Fortunately there was one person who hadn’t succumbed to the blind panic affecting the rest of his team mates and that was Peter Collinge who kept his former team at bay single handed, literally at times. Such was the pressure though that even he couldn’t stop the inevitable as Clitheroe finally found the back of the net in the 65th minute. He had a good go mind you, pulling off a superb stop to deny the initial effort coming from a corner on the right. Unfortunately it was a save in vain as the ball rebounded out to Danny Williams and with no-one marking or closing him down he was afforded more time than he should have been to pull a goal back.
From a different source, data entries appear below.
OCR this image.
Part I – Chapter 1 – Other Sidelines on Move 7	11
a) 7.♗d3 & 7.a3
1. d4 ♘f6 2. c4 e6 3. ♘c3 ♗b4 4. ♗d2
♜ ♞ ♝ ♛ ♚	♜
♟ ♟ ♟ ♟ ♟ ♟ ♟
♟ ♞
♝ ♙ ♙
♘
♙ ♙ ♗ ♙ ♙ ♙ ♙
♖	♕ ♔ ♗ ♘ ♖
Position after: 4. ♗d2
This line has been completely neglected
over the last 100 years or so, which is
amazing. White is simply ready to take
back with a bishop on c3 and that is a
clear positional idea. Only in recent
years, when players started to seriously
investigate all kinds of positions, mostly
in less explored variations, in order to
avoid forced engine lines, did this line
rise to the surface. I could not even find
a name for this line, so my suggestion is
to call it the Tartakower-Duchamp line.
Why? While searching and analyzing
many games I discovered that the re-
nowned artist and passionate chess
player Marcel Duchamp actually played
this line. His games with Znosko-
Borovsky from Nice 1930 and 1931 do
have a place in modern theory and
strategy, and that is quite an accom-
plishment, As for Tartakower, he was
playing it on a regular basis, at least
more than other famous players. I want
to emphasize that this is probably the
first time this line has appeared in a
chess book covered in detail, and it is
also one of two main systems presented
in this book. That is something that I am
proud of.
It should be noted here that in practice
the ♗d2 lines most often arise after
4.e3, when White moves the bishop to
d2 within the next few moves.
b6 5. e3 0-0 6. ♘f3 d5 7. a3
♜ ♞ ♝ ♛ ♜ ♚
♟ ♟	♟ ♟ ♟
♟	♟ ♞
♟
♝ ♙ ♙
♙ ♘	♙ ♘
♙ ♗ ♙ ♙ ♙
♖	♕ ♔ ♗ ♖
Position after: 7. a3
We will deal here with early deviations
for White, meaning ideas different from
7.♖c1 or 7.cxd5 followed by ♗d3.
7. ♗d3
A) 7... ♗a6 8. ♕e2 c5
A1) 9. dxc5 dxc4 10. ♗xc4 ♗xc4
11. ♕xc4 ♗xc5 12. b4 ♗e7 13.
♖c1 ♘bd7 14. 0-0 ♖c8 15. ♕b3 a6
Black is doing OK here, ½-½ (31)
Mossley’s net then lead a charmed life as the ball bounced off bodies being thrown in its path or, as in the case of one particularly fraught spell of a few seconds, rolled slowly along the goal line as players from both sides swung legs at it in an attempt to divert it in one of two directions. The pressure was incessant and not helped by the Lilywhites constantly surrendering what little possession they had by continuously launching the ball down the middle of the pitch to Clitheroe’s centre halves, enabling them to start another attack in which they proceeded to run rings around us.
And that’s how the match played out, Mossley grimly hanging on to their two goal lead in the face of unrelenting pressure until it became a one goal lead four minutes from time; Danny Kinsey’s strike setting the stall out for a bum puckering end to the match.
Except it didn’t. With the result balancing on a knife edge and the nerves getting increasingly more strung out Mossley actually managed to put their opponents on the back foot for the first time since the opening stages of the half. They even fashioned a couple of chances too, one having a familiar look to it – Dennis breaking clear of the Clitheroe back line – but not a familiar ending as McDonald clawed away his shot.
Mossleys cause was helped as well by Clitheroe’s efforts to fashion an equaliser becoming a little more frantic as time wore on and rushed passes lead to mistakes and less time in front of the home goal. There was still time for a couple of heart in mouth moments but – and it may have been only by some badly chewed finger nails – Mossley hung on for the three points.
As well as the warm glow that comes with all wins the match provided another service in giving seasoned followers of the Lilywhites the knowledge that while the year may have changed some things remain stubbornly the same: that no matter how big a lead the side has built up, there’ll always be the thought in the back of your mind that says we might, just might, have done enough to hang on for a draw.